The Drop
HBO Max

Rick and Morty

BACKGROUND TV

Still funnier than 90% of live-action comedy, fandom notwithstanding.

sentenced 2026-07-12 by the guide

The Premise

Rick and Morty is an Adult Swim animated sci-fi comedy created by Dan Harmon and Justin Roiland, now in its ninth season on HBO Max. The setup is still the setup: Rick Sanchez, a nihilistic alcoholic super-genius, drags his anxious teenage grandson Morty through multiverses, alien bureaucracies, and increasingly cursed dimensions while the rest of the Smith family (Beth, Jerry, Summer) tries to hold together a suburban household that keeps getting portal-gunned. Roiland was fired in 2023 after domestic violence charges, and Rick and Morty are now voiced by Ian Cardoni and Harry Belden, with Sarah Chalke, Chris Parnell and Spencer Grammer still holding down the family. Scott Marder runs the show.

The Case For

At its best, the writers' room here still does something almost no other comedy attempts: they take a Rick Sanchez trope apart, name it out loud, and then build the episode around dismantling it. Marder's run has quietly dropped the "canon expansion" homework and gone back to weird, self-contained half-hours. The animation looks more expensive than it has any right to, the sci-fi premises are legitimately clever, and the Cardoni/Belden recasting landed better than anyone predicted — Belden's Morty in particular is uncanny, and Cardoni gets the burp-slur cadence without doing a pure impression.
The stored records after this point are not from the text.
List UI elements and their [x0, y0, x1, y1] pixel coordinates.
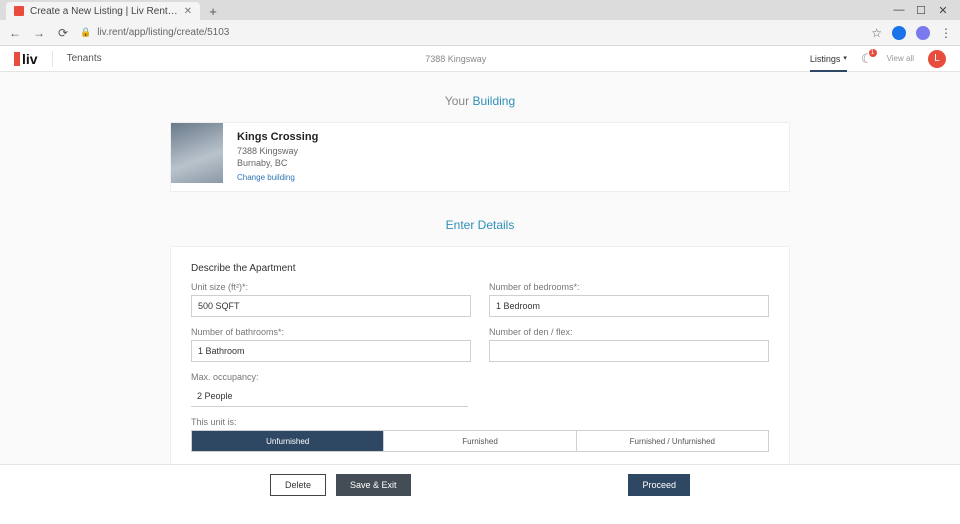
- your-label: Your: [445, 94, 473, 108]
- seg-unfurnished[interactable]: Unfurnished: [192, 431, 383, 451]
- building-label: Building: [472, 94, 515, 108]
- seg-furnished[interactable]: Furnished: [383, 431, 575, 451]
- max-occupancy-input[interactable]: [191, 385, 468, 407]
- browser-address-bar: ← → ⟳ 🔒 liv.rent/app/listing/create/5103…: [0, 20, 960, 46]
- tab-favicon: [14, 6, 24, 16]
- nav-listings-label: Listings: [810, 54, 841, 64]
- new-tab-button[interactable]: +: [204, 2, 222, 20]
- building-name: Kings Crossing: [237, 131, 318, 143]
- save-exit-button[interactable]: Save & Exit: [336, 474, 411, 496]
- change-building-link[interactable]: Change building: [237, 173, 295, 182]
- bedrooms-label: Number of bedrooms*:: [489, 282, 769, 292]
- brand-text: liv: [22, 51, 38, 67]
- notifications-button[interactable]: ☾ 1: [861, 51, 873, 67]
- building-image: [171, 123, 223, 183]
- unit-is-label: This unit is:: [191, 417, 769, 427]
- app-header: liv Tenants 7388 Kingsway Listings ▾ ☾ 1…: [0, 46, 960, 72]
- window-minimize-icon[interactable]: —: [888, 4, 910, 16]
- window-controls: — ☐ ✕: [882, 0, 960, 20]
- window-maximize-icon[interactable]: ☐: [910, 4, 932, 17]
- brand-mark-icon: [14, 52, 20, 66]
- browser-menu-icon[interactable]: ⋮: [940, 26, 952, 40]
- unit-size-label: Unit size (ft²)*:: [191, 282, 471, 292]
- delete-button[interactable]: Delete: [270, 474, 326, 496]
- seg-both[interactable]: Furnished / Unfurnished: [576, 431, 768, 451]
- furnishing-segmented[interactable]: Unfurnished Furnished Furnished / Unfurn…: [191, 430, 769, 452]
- user-avatar[interactable]: L: [928, 50, 946, 68]
- viewall-label[interactable]: View all: [887, 54, 914, 63]
- nav-back-icon[interactable]: ←: [8, 26, 22, 40]
- bedrooms-input[interactable]: [489, 295, 769, 317]
- extension-icon-1[interactable]: [892, 26, 906, 40]
- brand-logo[interactable]: liv: [14, 51, 38, 67]
- proceed-button[interactable]: Proceed: [628, 474, 690, 496]
- header-address: 7388 Kingsway: [102, 54, 810, 64]
- nav-tenants[interactable]: Tenants: [67, 53, 102, 64]
- den-input[interactable]: [489, 340, 769, 362]
- url-text: liv.rent/app/listing/create/5103: [97, 27, 229, 38]
- bookmark-star-icon[interactable]: ☆: [871, 26, 882, 40]
- describe-label: Describe the Apartment: [191, 263, 769, 274]
- details-card: Describe the Apartment Unit size (ft²)*:…: [170, 246, 790, 464]
- building-card: Kings Crossing 7388 Kingsway Burnaby, BC…: [170, 122, 790, 192]
- section-your-building: Your Building: [170, 94, 790, 108]
- bathrooms-input[interactable]: [191, 340, 471, 362]
- bathrooms-label: Number of bathrooms*:: [191, 327, 471, 337]
- page-scroll[interactable]: Your Building Kings Crossing 7388 Kingsw…: [0, 72, 960, 464]
- profile-avatar-icon[interactable]: [916, 26, 930, 40]
- max-occupancy-label: Max. occupancy:: [191, 372, 468, 382]
- building-address-line2: Burnaby, BC: [237, 158, 318, 170]
- den-label: Number of den / flex:: [489, 327, 769, 337]
- window-close-icon[interactable]: ✕: [932, 4, 954, 17]
- lock-icon: 🔒: [80, 27, 91, 38]
- nav-reload-icon[interactable]: ⟳: [56, 26, 70, 40]
- tab-close-icon[interactable]: ✕: [184, 6, 192, 17]
- footer-bar: Delete Save & Exit Proceed: [0, 464, 960, 504]
- browser-tab[interactable]: Create a New Listing | Liv Rent… ✕: [6, 2, 200, 20]
- building-address-line1: 7388 Kingsway: [237, 146, 318, 158]
- tab-title: Create a New Listing | Liv Rent…: [30, 6, 178, 17]
- unit-size-input[interactable]: [191, 295, 471, 317]
- section-enter-details: Enter Details: [170, 218, 790, 232]
- nav-listings[interactable]: Listings ▾: [810, 54, 847, 72]
- url-field[interactable]: 🔒 liv.rent/app/listing/create/5103: [80, 27, 861, 38]
- chevron-down-icon: ▾: [843, 54, 847, 64]
- nav-forward-icon[interactable]: →: [32, 26, 46, 40]
- notification-badge: 1: [869, 49, 877, 57]
- browser-tabstrip: Create a New Listing | Liv Rent… ✕ + — ☐…: [0, 0, 960, 20]
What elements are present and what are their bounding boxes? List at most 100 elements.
Chris Parnell's Jerry might be the most consistently funny character on television. When it's cooking, it's still the sharpest cartoon on any streamer.

The Case Against

The floor is much lower than the ceiling. A rough episode is a smug premise repeated for twenty-two minutes with a shrug ending. The show's habit of cutting its own emotional beats off at the knees, funny in season two, has hardened into a tic. There's also the Roiland problem, which no amount of good work erases for some viewers, and the fanbase reputation still trails the show around like a bad smell it can't shake.

Who It's For, Who'll Bounce

If you liked Futurama, Community, or the sicko-brained parts of Adult Swim's late-night block, you're already in. If you find the "genius rants at his family" archetype exhausting, or you bounced off the show years ago because of how its loudest fans behaved, nothing in season nine will change your mind. It's not appointment viewing anymore. It's the thing you throw on because it's better than whatever algorithm slop HBO Max is auto-playing next.

The Ruling

BACKGROUND TV is the honest verdict. The craft is still there. Direction is tight, the voice work survived a recast most shows wouldn't have, and the writers can still land a premise. But nine seasons in, the surprise is gone. You know the shape of a Rick and Morty episode before the cold open ends, and even a good one rarely demands your full attention. It doesn't lecture, it doesn't preach — if anything it's allergic to sincerity, which is its own limitation — so the Lecture Test doesn't apply here. This is a show working at a high level of execution inside a very familiar box. Perfect for folding laundry. Funnier than 90% of what's next to it in the menu. Not something you sit down and clear the room for anymore.